Microsoft's new document AI model

October 12, 2022

Oct 12, 2022

Matrix multiplication is all you need.

—Bojan Tunguz, Machine Learning at Nvidia

It turns out there are five different ways to multiply matrices together. In the future, we’ll do a deep dive to learn why matrix math is so important in ML and why it’s critical to do it as efficiently as possible.

Model review

DiT

Ever wanted a model that can parse hundreds of pages of legal documents for you?

Document Image Transformer (DiT) is a vision-only transformer-based document AI model made by Microsoft that just came out a few months ago. It achieves state-of-the-art results on various tasks including document classification, document layout analysis, and table detection. Thanks to HuggingFace, you can test out DiT’s capabilities yourself too, just upload a JPG and click submit. Here’s an example of what layout analysis looks like from DiT.

How does DiT outperform previous models? It uses a self-supervised approach to train on large-scale unlabeled text images. No supervised counterparts exist due to the lack of human-labeled document images.

Masked image modeling (MIM)

A common way to perform self-supervised learning with images is to use a technique called masked image modeling (MIM). This approach helps train the encoder portion of a transformer model by randomly masking parts of the image and attempting to predict the missing pieces. Each image gets split up into 196 non-overlapping 16x16 patches. These patches get a 1d position embedding which denotes the order of their patch in the image. From here, two different things happen:

An image tokenizer uses this information to create an abstract, high-dimensional, numeric representation of the image patches.
Some portion of the image patches are masked and fed into the transformer, which attempts to recover the abstract, high-dimensional, numeric representation that was created by the tokenizer.

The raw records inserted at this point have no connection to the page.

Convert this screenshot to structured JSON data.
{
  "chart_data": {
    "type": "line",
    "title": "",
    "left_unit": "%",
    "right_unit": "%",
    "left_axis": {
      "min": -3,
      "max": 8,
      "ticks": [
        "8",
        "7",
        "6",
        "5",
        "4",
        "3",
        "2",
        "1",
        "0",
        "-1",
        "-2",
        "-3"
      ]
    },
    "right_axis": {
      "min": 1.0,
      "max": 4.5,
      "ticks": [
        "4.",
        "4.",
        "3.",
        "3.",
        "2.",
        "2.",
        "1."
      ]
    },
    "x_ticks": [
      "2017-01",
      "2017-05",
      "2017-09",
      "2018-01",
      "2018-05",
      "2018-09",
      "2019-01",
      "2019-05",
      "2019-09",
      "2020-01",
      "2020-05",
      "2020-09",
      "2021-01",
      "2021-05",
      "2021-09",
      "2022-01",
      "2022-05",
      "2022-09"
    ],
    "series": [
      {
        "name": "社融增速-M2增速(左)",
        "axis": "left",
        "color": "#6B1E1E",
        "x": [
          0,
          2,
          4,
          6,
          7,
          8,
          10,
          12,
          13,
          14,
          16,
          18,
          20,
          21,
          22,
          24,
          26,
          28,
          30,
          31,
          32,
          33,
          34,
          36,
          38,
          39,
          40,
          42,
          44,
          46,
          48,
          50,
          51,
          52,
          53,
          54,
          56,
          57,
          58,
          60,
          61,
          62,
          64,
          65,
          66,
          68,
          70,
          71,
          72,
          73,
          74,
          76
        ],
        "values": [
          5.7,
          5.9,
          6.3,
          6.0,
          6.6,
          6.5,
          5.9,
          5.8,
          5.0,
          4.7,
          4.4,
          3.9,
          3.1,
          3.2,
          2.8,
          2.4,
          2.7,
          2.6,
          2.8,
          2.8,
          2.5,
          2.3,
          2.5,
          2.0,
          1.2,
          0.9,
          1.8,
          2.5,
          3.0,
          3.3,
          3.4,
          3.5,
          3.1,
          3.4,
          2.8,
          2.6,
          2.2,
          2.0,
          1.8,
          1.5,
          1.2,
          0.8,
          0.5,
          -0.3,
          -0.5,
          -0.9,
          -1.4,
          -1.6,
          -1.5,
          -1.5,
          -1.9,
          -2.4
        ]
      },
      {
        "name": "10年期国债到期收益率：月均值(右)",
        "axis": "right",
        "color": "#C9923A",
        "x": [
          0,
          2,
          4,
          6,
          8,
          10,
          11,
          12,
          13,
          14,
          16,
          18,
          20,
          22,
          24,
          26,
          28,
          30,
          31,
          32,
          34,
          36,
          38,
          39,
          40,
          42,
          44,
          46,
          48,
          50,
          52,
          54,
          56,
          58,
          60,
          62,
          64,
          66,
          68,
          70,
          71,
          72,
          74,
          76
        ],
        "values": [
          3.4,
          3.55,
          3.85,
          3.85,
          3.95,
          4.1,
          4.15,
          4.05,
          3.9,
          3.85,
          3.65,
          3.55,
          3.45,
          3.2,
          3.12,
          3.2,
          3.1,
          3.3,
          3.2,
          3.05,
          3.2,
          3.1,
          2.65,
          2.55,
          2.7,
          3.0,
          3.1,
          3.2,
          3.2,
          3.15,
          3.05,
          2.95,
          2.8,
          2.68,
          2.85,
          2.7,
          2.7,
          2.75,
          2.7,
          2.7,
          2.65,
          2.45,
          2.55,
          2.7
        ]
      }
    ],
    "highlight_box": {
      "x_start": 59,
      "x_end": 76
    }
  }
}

Guessing these missing pieces trains the transformer model to build some sort of understanding about images and in our case, document images.

Auto-encoder

So how does this tokenizer create this abstract, high-dimensional, numeric representation of the image patches? The specific image tokenizer used by DiT is called a discrete variational auto-encoder (dVAE). In short, it is an unsupervised neural network that learns how to efficiently compress and encode data and then learns how to reconstruct the data back from the reduced encoded representation to a representation that is as close to the original input as possible. In our case, the auto-encoder takes in an image, creates an embedding of the representation, then tries to recreate the image using only the information from the embedding. The model here gets penalized based on the differences in the reconstructed image. In the beginning stages, the reconstructed image may not look remotely like the original. But by doing this many times, the encoder part of this learns to filter out unnecessary data from the image and produces high-quality embedding representations. Eventually, we’ll be able to get a very similar-looking reconstructed image. Think of it as a way to ultimately just compress the large amounts of image data (each pixel in the image X the color of each pixel) into a small vector of numbers that captures all the relevant data and filters out the noise.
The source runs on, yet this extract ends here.